# Question about Intake for SE-R



## UltimaSE-R (Jan 6, 2008)

This is probably a dumb question, but I assume all intakes made for the Altima 3.5 fit the SE-R model as well? Just wanted to double check before I did something dumb (I just bought my SE-R today, so excuse my lack of knowledge).


----------



## UltimaSE-R (Jan 6, 2008)

16 views and no one has an answer?


----------



## 2005SE-R (Sep 12, 2006)

hey, you said it. It's a dumb question. they're the same engines. do 2 minutes of research and you'd have your answer.


----------



## UltimaSE-R (Jan 6, 2008)

I know very well they're the same engines. That, however, means dick.

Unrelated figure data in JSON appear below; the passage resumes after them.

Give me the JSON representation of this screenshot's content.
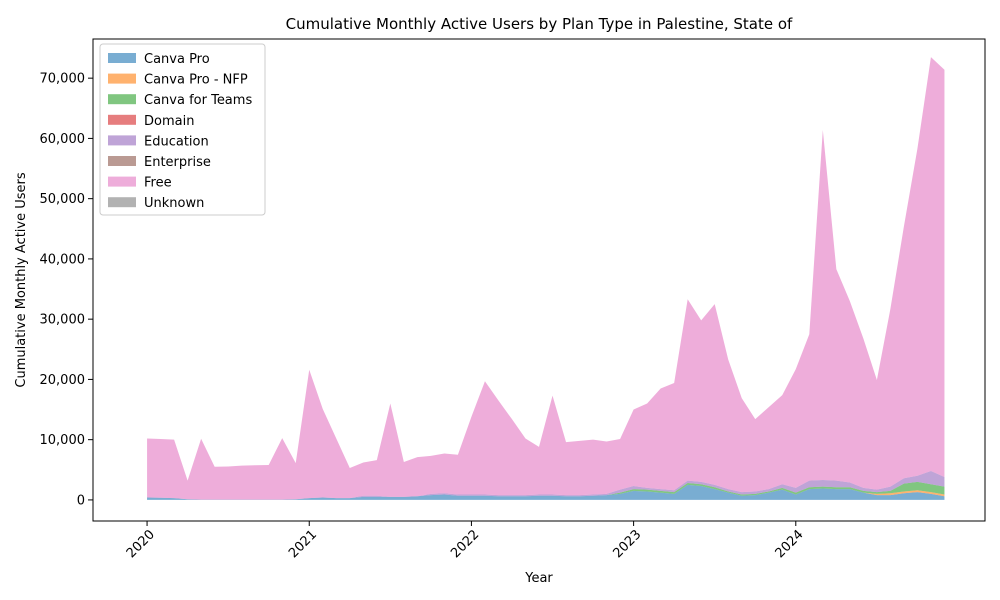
{
  "chart_data": {
    "type": "area",
    "stacked": true,
    "title": "Cumulative Monthly Active Users by Plan Type in Palestine, State of",
    "xlabel": "Year",
    "ylabel": "Cumulative Monthly Active Users",
    "x_ticks": [
      "2020",
      "2021",
      "2022",
      "2023",
      "2024"
    ],
    "y_ticks": [
      "0",
      "10,000",
      "20,000",
      "30,000",
      "40,000",
      "50,000",
      "60,000",
      "70,000"
    ],
    "ylim": [
      -3500,
      76500
    ],
    "xlim": [
      "2019-09",
      "2025-03"
    ],
    "legend_position": "upper-left",
    "grid": false,
    "months": [
      "2020-01",
      "2020-02",
      "2020-03",
      "2020-04",
      "2020-05",
      "2020-06",
      "2020-07",
      "2020-08",
      "2020-09",
      "2020-10",
      "2020-11",
      "2020-12",
      "2021-01",
      "2021-02",
      "2021-03",
      "2021-04",
      "2021-05",
      "2021-06",
      "2021-07",
      "2021-08",
      "2021-09",
      "2021-10",
      "2021-11",
      "2021-12",
      "2022-01",
      "2022-02",
      "2022-03",
      "2022-04",
      "2022-05",
      "2022-06",
      "2022-07",
      "2022-08",
      "2022-09",
      "2022-10",
      "2022-11",
      "2022-12",
      "2023-01",
      "2023-02",
      "2023-03",
      "2023-04",
      "2023-05",
      "2023-06",
      "2023-07",
      "2023-08",
      "2023-09",
      "2023-10",
      "2023-11",
      "2023-12",
      "2024-01",
      "2024-02",
      "2024-03",
      "2024-04",
      "2024-05",
      "2024-06",
      "2024-07",
      "2024-08",
      "2024-09",
      "2024-10",
      "2024-11",
      "2024-12"
    ],
    "series": [
      {
        "name": "Canva Pro",
        "color": "#1f77b4",
        "values": [
          400,
          350,
          300,
          100,
          50,
          50,
          50,
          50,
          50,
          50,
          50,
          100,
          300,
          400,
          300,
          300,
          500,
          500,
          500,
          500,
          600,
          800,
          900,
          700,
          700,
          700,
          600,
          600,
          600,
          700,
          700,
          600,
          600,
          700,
          800,
          1000,
          1500,
          1400,
          1200,
          1000,
          2500,
          2300,
          1800,
          1200,
          700,
          800,
          1200,
          1700,
          900,
          1800,
          1900,
          1800,
          1800,
          1200,
          800,
          800,
          1100,
          1300,
          1000,
          600
        ]
      },
      {
        "name": "Canva Pro - NFP",
        "color": "#ff7f0e",
        "values": [
          0,
          0,
          0,
          0,
          0,
          0,
          0,
          0,
          0,
          0,
          0,
          0,
          0,
          0,
          0,
          0,
          0,
          0,
          0,
          0,
          0,
          0,
          0,
          0,
          0,
          0,
          0,
          0,
          0,
          0,
          0,
          0,
          0,
          0,
          0,
          0,
          0,
          0,
          0,
          0,
          0,
          0,
          0,
          0,
          0,
          0,
          0,
          0,
          0,
          0,
          0,
          0,
          0,
          0,
          200,
          300,
          300,
          300,
          300,
          300
        ]
      },
      {
        "name": "Canva for Teams",
        "color": "#2ca02c",
        "values": [
          0,
          0,
          0,
          0,
          0,
          0,
          0,
          0,
          0,
          0,
          0,
          0,
          0,
          0,
          0,
          0,
          0,
          0,
          0,
          0,
          0,
          0,
          0,
          0,
          0,
          0,
          0,
          0,
          0,
          0,
          0,
          0,
          0,
          0,
          0,
          200,
          300,
          300,
          300,
          300,
          300,
          300,
          300,
          200,
          200,
          200,
          200,
          300,
          300,
          300,
          300,
          300,
          300,
          300,
          300,
          400,
          1300,
          1400,
          1300,
          1300
        ]
      },
      {
        "name": "Domain",
        "color": "#d62728",
        "values": [
          0,
          0,
          0,
          0,
          0,
          0,
          0,
          0,
          0,
          0,
          0,
          0,
          0,
          0,
          0,
          0,
          0,
          0,
          0,
          0,
          0,
          0,
          0,
          0,
          0,
          0,
          0,
          0,
          0,
          0,
          0,
          0,
          0,
          0,
          0,
          0,
          0,
          0,
          0,
          0,
          0,
          0,
          0,
          0,
          0,
          0,
          0,
          0,
          0,
          0,
          0,
          0,
          0,
          0,
          0,
          0,
          0,
          0,
          0,
          0
        ]
      },
      {
        "name": "Education",
        "color": "#9467bd",
        "values": [
          0,
          0,
          0,
          0,
          0,
          0,
          0,
          0,
          0,
          0,
          0,
          0,
          0,
          0,
          0,
          0,
          200,
          200,
          0,
          0,
          0,
          200,
          200,
          200,
          200,
          200,
          200,
          200,
          200,
          200,
          200,
          200,
          200,
          200,
          200,
          500,
          500,
          300,
          300,
          300,
          400,
          400,
          400,
          400,
          400,
          400,
          400,
          600,
          800,
          1100,
          1100,
          1100,
          800,
          500,
          400,
          700,
          900,
          1000,
          2200,
          1600
        ]
      },
      {
        "name": "Enterprise",
        "color": "#8c564b",
        "values": [
          0,
          0,
          0,
          0,
          0,
          0,
          0,
          0,
          0,
          0,
          0,
          0,
          0,
          0,
          0,
          0,
          0,
          0,
          0,
          0,
          0,
          0,
          0,
          0,
          0,
          0,
          0,
          0,
          0,
          0,
          0,
          0,
          0,
          0,
          0,
          0,
          0,
          0,
          0,
          0,
          0,
          0,
          0,
          0,
          0,
          0,
          0,
          0,
          0,
          0,
          0,
          0,
          0,
          0,
          0,
          0,
          0,
          0,
          0,
          0
        ]
      },
      {
        "name": "Free",
        "color": "#e377c2",
        "values": [
          9800,
          9750,
          9700,
          3100,
          10100,
          5450,
          5500,
          5650,
          5700,
          5750,
          10200,
          6000,
          21300,
          14700,
          9900,
          5000,
          5500,
          5900,
          15500,
          5800,
          6500,
          6300,
          6600,
          6600,
          12900,
          18800,
          15700,
          12600,
          9400,
          7900,
          16400,
          8800,
          9000,
          9100,
          8700,
          8400,
          12700,
          14000,
          16700,
          17800,
          30100,
          26800,
          30000,
          21500,
          15600,
          12000,
          13600,
          14800,
          19700,
          24300,
          58100,
          35100,
          30100,
          24800,
          18200,
          29500,
          41800,
          54300,
          68700,
          67600
        ]
      },
      {
        "name": "Unknown",
        "color": "#7f7f7f",
        "values": [
          0,
          0,
          0,
          0,
          0,
          0,
          0,
          0,
          0,
          0,
          0,
          0,
          0,
          0,
          0,
          0,
          0,
          0,
          0,
          0,
          0,
          0,
          0,
          0,
          0,
          0,
          0,
          0,
          0,
          0,
          0,
          0,
          0,
          0,
          0,
          0,
          0,
          0,
          0,
          0,
          0,
          0,
          0,
          0,
          0,
          0,
          0,
          0,
          0,
          0,
          0,
          0,
          0,
          0,
          0,
          0,
          0,
          0,
          0,
          0
        ]
      }
    ]
  }
}
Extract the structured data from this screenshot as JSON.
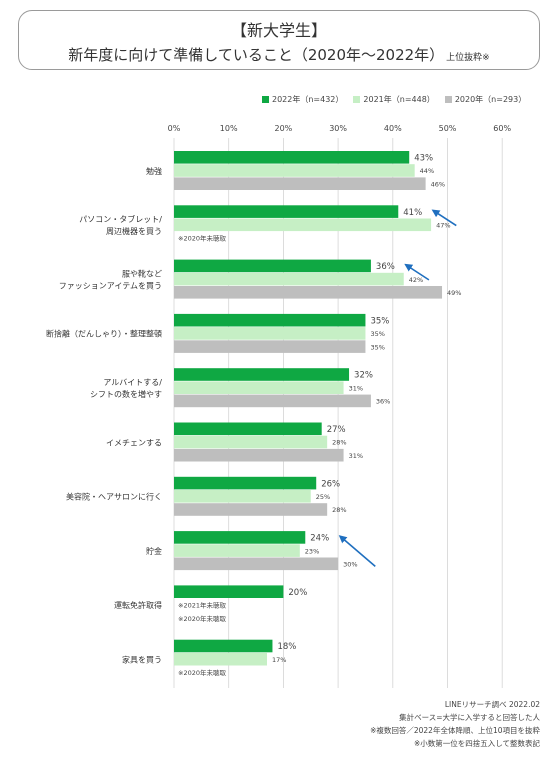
{
  "header": {
    "title_line1": "【新大学生】",
    "title_line2": "新年度に向けて準備していること（2020年〜2022年）",
    "title_suffix": "上位抜粋※"
  },
  "colors": {
    "s2022": "#0fa843",
    "s2021": "#c6efc5",
    "s2020": "#bebebe",
    "arrow": "#1f6fbf",
    "grid": "#d4d4d4"
  },
  "chart_data": {
    "type": "bar",
    "orientation": "horizontal",
    "xlim": [
      0,
      60
    ],
    "xticks": [
      "0%",
      "10%",
      "20%",
      "30%",
      "40%",
      "50%",
      "60%"
    ],
    "grid": true,
    "legend_position": "top-right",
    "series": [
      {
        "name": "2022年（n=432）",
        "color": "#0fa843",
        "values": [
          43,
          41,
          36,
          35,
          32,
          27,
          26,
          24,
          20,
          18
        ]
      },
      {
        "name": "2021年（n=448）",
        "color": "#c6efc5",
        "values": [
          44,
          47,
          42,
          35,
          31,
          28,
          25,
          23,
          null,
          17
        ]
      },
      {
        "name": "2020年（n=293）",
        "color": "#bebebe",
        "values": [
          46,
          null,
          49,
          35,
          36,
          31,
          28,
          30,
          null,
          null
        ]
      }
    ],
    "categories": [
      {
        "lines": [
          "勉強"
        ],
        "notes": []
      },
      {
        "lines": [
          "パソコン・タブレット/",
          "周辺機器を買う"
        ],
        "notes": [
          "※2020年未聴取"
        ]
      },
      {
        "lines": [
          "服や靴など",
          "ファッションアイテムを買う"
        ],
        "notes": []
      },
      {
        "lines": [
          "断捨離（だんしゃり）・整理整頓"
        ],
        "notes": []
      },
      {
        "lines": [
          "アルバイトする/",
          "シフトの数を増やす"
        ],
        "notes": []
      },
      {
        "lines": [
          "イメチェンする"
        ],
        "notes": []
      },
      {
        "lines": [
          "美容院・ヘアサロンに行く"
        ],
        "notes": []
      },
      {
        "lines": [
          "貯金"
        ],
        "notes": []
      },
      {
        "lines": [
          "運転免許取得"
        ],
        "notes": [
          "※2021年未聴取",
          "※2020年未聴取"
        ]
      },
      {
        "lines": [
          "家具を買う"
        ],
        "notes": [
          "※2020年未聴取"
        ]
      }
    ],
    "annotations": [
      {
        "category_index": 1,
        "direction": "up"
      },
      {
        "category_index": 2,
        "direction": "up"
      },
      {
        "category_index": 7,
        "direction": "down"
      }
    ]
  },
  "footer": {
    "notes": [
      "LINEリサーチ調べ 2022.02",
      "集計ベース=大学に入学すると回答した人",
      "※複数回答／2022年全体降順、上位10項目を抜粋",
      "※小数第一位を四捨五入して整数表記"
    ]
  }
}
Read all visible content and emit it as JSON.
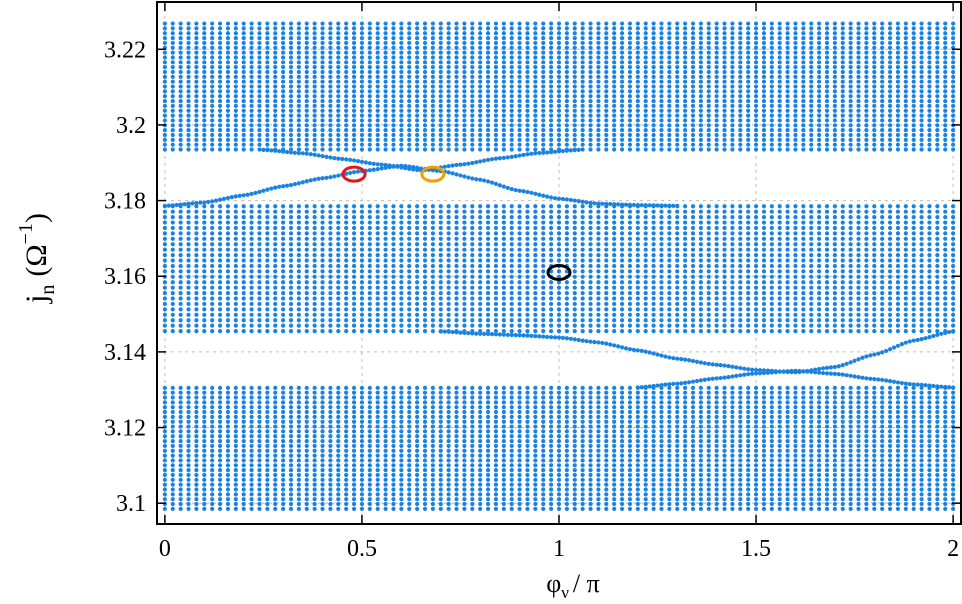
{
  "chart_data": {
    "type": "scatter",
    "title": "",
    "xlabel": {
      "main": "φ",
      "sub": "ν",
      "rest": "/ π"
    },
    "ylabel": {
      "main": "j",
      "sub": "n",
      "unit_open": "(Ω",
      "sup": "−1",
      "unit_close": ")"
    },
    "xlim": [
      -0.02,
      2.02
    ],
    "ylim": [
      3.0945,
      3.2325
    ],
    "xticks": [
      {
        "value": 0,
        "label": "0"
      },
      {
        "value": 0.5,
        "label": "0.5"
      },
      {
        "value": 1,
        "label": "1"
      },
      {
        "value": 1.5,
        "label": "1.5"
      },
      {
        "value": 2,
        "label": "2"
      }
    ],
    "yticks": [
      {
        "value": 3.1,
        "label": "3.1"
      },
      {
        "value": 3.12,
        "label": "3.12"
      },
      {
        "value": 3.14,
        "label": "3.14"
      },
      {
        "value": 3.16,
        "label": "3.16"
      },
      {
        "value": 3.18,
        "label": "3.18"
      },
      {
        "value": 3.2,
        "label": "3.2"
      },
      {
        "value": 3.22,
        "label": "3.22"
      }
    ],
    "grid": true,
    "point_color": "#1a82e0",
    "x_step": 0.02,
    "bands": [
      {
        "y_min": 3.0985,
        "y_max": 3.1305,
        "rows": 26
      },
      {
        "y_min": 3.1455,
        "y_max": 3.1785,
        "rows": 24
      },
      {
        "y_min": 3.1935,
        "y_max": 3.2268,
        "rows": 27
      }
    ],
    "edge_state_curves": [
      {
        "x": [
          0,
          0.1,
          0.2,
          0.3,
          0.4,
          0.5,
          0.6,
          0.7,
          0.8,
          0.9,
          1.0,
          1.1,
          1.2,
          1.3
        ],
        "y": [
          3.1786,
          3.1795,
          3.1814,
          3.1838,
          3.1859,
          3.1878,
          3.1892,
          3.1878,
          3.1855,
          3.1826,
          3.1805,
          3.1792,
          3.1788,
          3.1786
        ]
      },
      {
        "x": [
          0.25,
          0.35,
          0.45,
          0.55,
          0.65,
          0.75,
          0.85,
          0.95,
          1.05
        ],
        "y": [
          3.1934,
          3.1925,
          3.191,
          3.1895,
          3.188,
          3.1895,
          3.1912,
          3.1926,
          3.1934
        ]
      },
      {
        "x": [
          0.7,
          0.8,
          0.9,
          1.0,
          1.1,
          1.2,
          1.3,
          1.4,
          1.5,
          1.6,
          1.7,
          1.8,
          1.9,
          2.0
        ],
        "y": [
          3.1454,
          3.1448,
          3.1444,
          3.1438,
          3.1425,
          3.1404,
          3.1382,
          3.1366,
          3.1352,
          3.1346,
          3.136,
          3.1393,
          3.143,
          3.1454
        ]
      },
      {
        "x": [
          1.2,
          1.3,
          1.4,
          1.5,
          1.6,
          1.7,
          1.8,
          1.9,
          2.0
        ],
        "y": [
          3.1306,
          3.1316,
          3.133,
          3.1343,
          3.135,
          3.1342,
          3.1328,
          3.1314,
          3.1306
        ]
      }
    ],
    "annotations": [
      {
        "shape": "ellipse",
        "x": 0.48,
        "y": 3.187,
        "color": "#e0161e"
      },
      {
        "shape": "ellipse",
        "x": 0.68,
        "y": 3.187,
        "color": "#f0a000"
      },
      {
        "shape": "ellipse",
        "x": 1.0,
        "y": 3.161,
        "color": "#000000"
      }
    ]
  }
}
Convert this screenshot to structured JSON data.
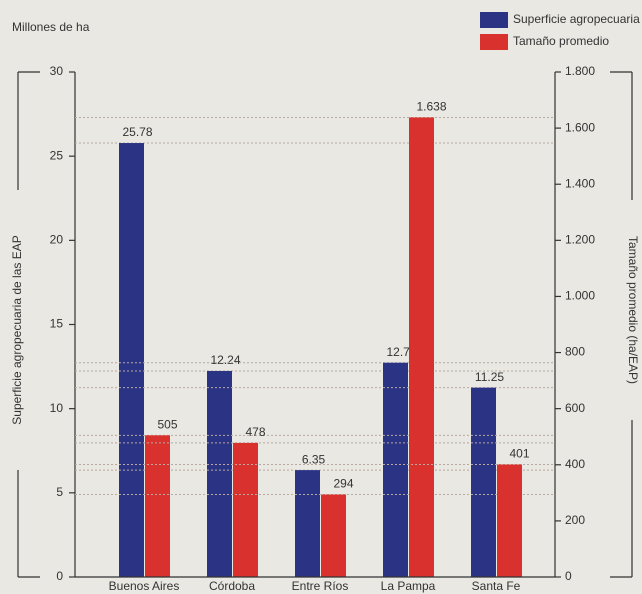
{
  "chart_data": {
    "type": "bar",
    "unit_label": "Millones de ha",
    "y_label": "Superficie agropecuaria de las EAP",
    "y2_label": "Tamaño promedio (ha/EAP)",
    "categories": [
      "Buenos Aires",
      "Córdoba",
      "Entre Ríos",
      "La Pampa",
      "Santa Fe"
    ],
    "series": [
      {
        "name": "Superficie agropecuaria",
        "color": "#2b3484",
        "values": [
          25.78,
          12.24,
          6.35,
          12.73,
          11.25
        ]
      },
      {
        "name": "Tamaño promedio",
        "color": "#d8312e",
        "axis": "y2",
        "values": [
          505,
          478,
          294,
          1638,
          401
        ],
        "value_labels": [
          "505",
          "478",
          "294",
          "1.638",
          "401"
        ]
      }
    ],
    "ylim": [
      0,
      30
    ],
    "yticks": [
      0,
      5,
      10,
      15,
      20,
      25,
      30
    ],
    "y2lim": [
      0,
      1800
    ],
    "y2ticks": [
      0,
      200,
      400,
      600,
      800,
      {
        "value": 1000,
        "label": "1.000"
      },
      {
        "value": 1200,
        "label": "1.200"
      },
      {
        "value": 1400,
        "label": "1.400"
      },
      {
        "value": 1600,
        "label": "1.600"
      },
      {
        "value": 1800,
        "label": "1.800"
      }
    ],
    "legend": "top-right"
  }
}
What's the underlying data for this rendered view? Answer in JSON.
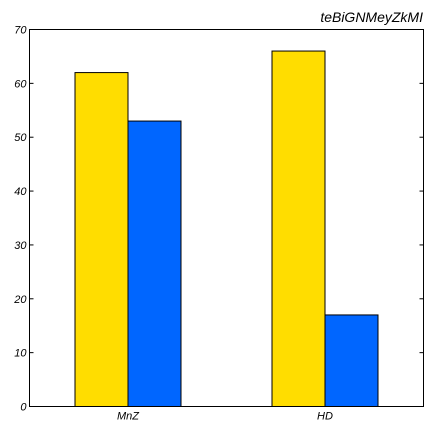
{
  "chart_data": {
    "type": "bar",
    "title": "teBiGNMeyZkMI",
    "xlabel": "",
    "ylabel": "",
    "categories": [
      "MnZ",
      "HD"
    ],
    "series": [
      {
        "values": [
          62,
          66
        ],
        "color": "#FFDD00"
      },
      {
        "values": [
          53,
          17
        ],
        "color": "#0066FF"
      }
    ],
    "ylim": [
      0,
      70
    ],
    "yticks": [
      0,
      10,
      20,
      30,
      40,
      50,
      60,
      70
    ],
    "grid": false,
    "legend": "none"
  }
}
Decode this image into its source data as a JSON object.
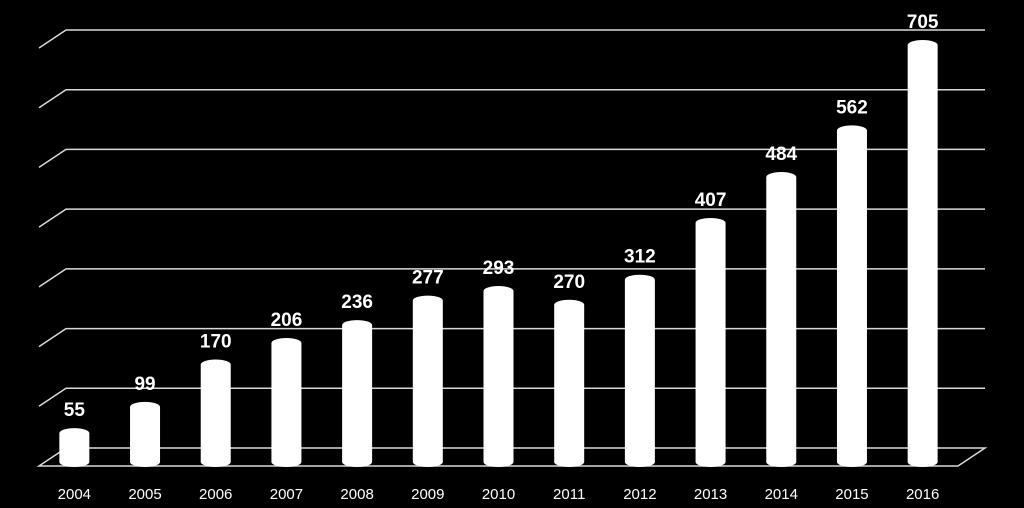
{
  "chart_data": {
    "type": "bar",
    "categories": [
      "2004",
      "2005",
      "2006",
      "2007",
      "2008",
      "2009",
      "2010",
      "2011",
      "2012",
      "2013",
      "2014",
      "2015",
      "2016"
    ],
    "values": [
      55,
      99,
      170,
      206,
      236,
      277,
      293,
      270,
      312,
      407,
      484,
      562,
      705
    ],
    "color": "#ffffff",
    "ylim": [
      0,
      700
    ],
    "yticks": [
      0,
      100,
      200,
      300,
      400,
      500,
      600,
      700
    ],
    "grid": true
  }
}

Awhile back I had an '03 Ford Focus hatchback with the 2.0L Zetec. The SVT Focus had the same 2.0L engine, yet they could not use the same intake. This is why I asked the question. Having the same basic engine means nothing. How it is configured in the engine bay is key. I posted this question to be safe.

You, however, chose to be an asshole instead of simply answering the question. For that, you may go fuck yourself.


----------



## RedSledSER (Oct 23, 2007)

He did answer the question without foul language. Good luck with the CAI.


----------